You are viewing a plain text version of this content. The canonical link for it is here.
Posted to dev@qpid.apache.org by Rafael Schloming <ra...@redhat.com> on 2010/03/02 05:45:08 UTC

Re: SubscriptionManager performance problem.

Gordon Sim wrote:
> On 02/26/2010 03:09 PM, Alan Conway wrote:
>> On 02/26/2010 09:47 AM, Gordon Sim wrote:
>>> On 02/26/2010 02:29 PM, Alan Conway wrote:
>>>> Gordon/Rafi: this raises an interesting question for the new APIs. It
>>>> seems like async declare/bind/subscribe are important features for 
>>>> cases
>>>> like this.
>>>
>>> I agree, this is an interesting case. On the face of it my initial
>>> suggestion would be a single receiver for an address using create:
>>> always and a list of binding 20,000 long.
>>
>> You mean construct a single address string with 20,000 bindings in it?
> 
> Wouldn't necessarily need to be done as a string. The 
> qpid::messaging::Address class can be manipulated directly. However...
> 
>> That doesn't sound practical. I think we need a way to split apart the
>> process of constructing a receiver in this case so we can create a
>> receiver and then incrementally add bindings to it. That would seem like
>> a useful feature in any case - the set of things a receiver is
>> interested in may change dynamically over its lifetime so it would be
>> good to be able to add/remove bindings to a receiver.
> 
> ...I can see that being a valuable addition for some cases, yes.

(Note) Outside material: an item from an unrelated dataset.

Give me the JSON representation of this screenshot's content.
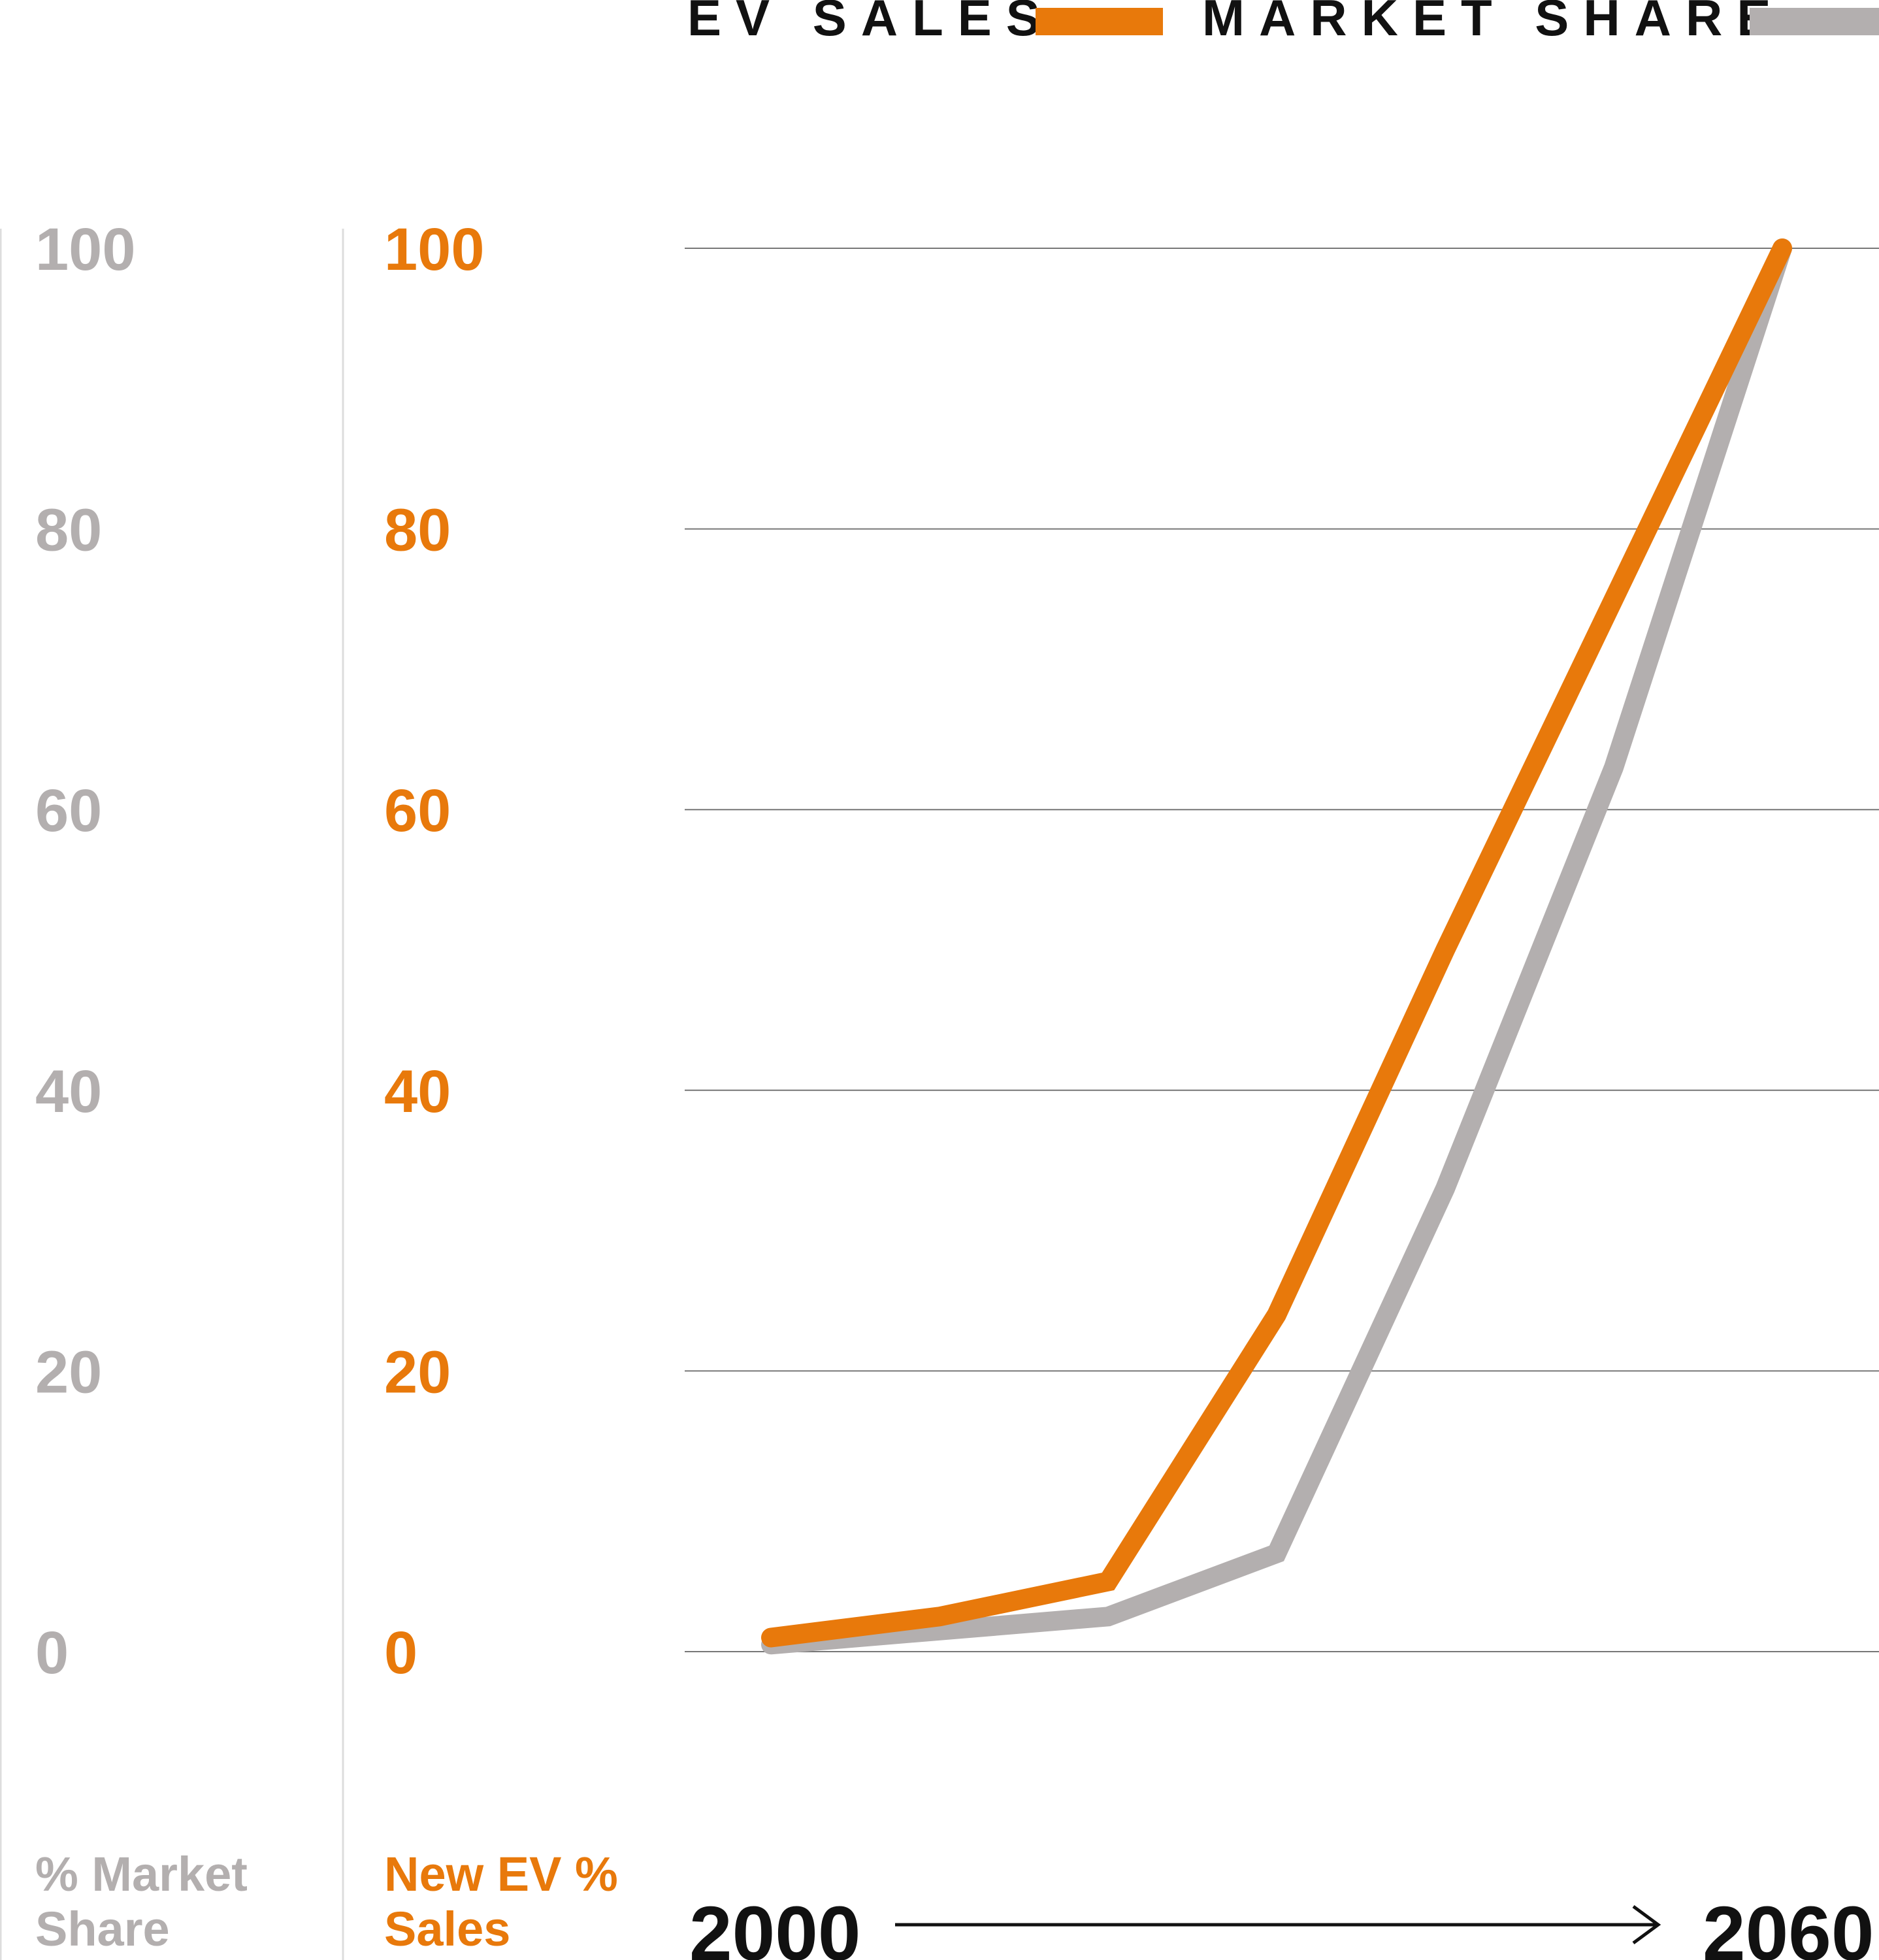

It turns out that the python client (sort of by accident) is actually 
capable of doing an async query/declare/bind/subscribe.

It just so happens that if you create receivers on a disconnected 
connection they get created locally, but not remotely until the 
connection is connected again, and when this happens they're all created 
in a big batch.

Out of curiosity I tried creating 20,000 separate receivers in this 
manner with the python client and it took about 75 seconds:

c = Connection("localhost", 5672)
s = c.session()

rcvs = []
for i in range(20000):
   rcvs.append(s.receiver("amq.topic/%s" % i))

print "connecting"
c.connect()
print "connected"

Unfortunately if you connect() before creating the receivers then the 
receiver() call will block until the resulting receiver is fully 
subscribed before returning, thereby rendering the whole process 
synchronous again. This version of the code was still running after 30 
minutes, although part of that is due to a linear search through the 
receivers list:

c = Connection("localhost", 5672)
s = c.session()

print "connecting"
c.connect()

rcvs = []
for i in range(20000):
   rcvs.append(s.receiver("amq.topic/%s" % i))

print "connected"

It would, however, be straightforward to add an option to the receiver 
call to control explicitly whether or not it blocks, thereby permitting 
asynchronous receiver creation on a connected connection.

--Rafael


---------------------------------------------------------------------
Apache Qpid - AMQP Messaging Implementation
Project:      http://qpid.apache.org
Use/Interact: mailto:dev-subscribe@qpid.apache.org


Re: SubscriptionManager performance problem.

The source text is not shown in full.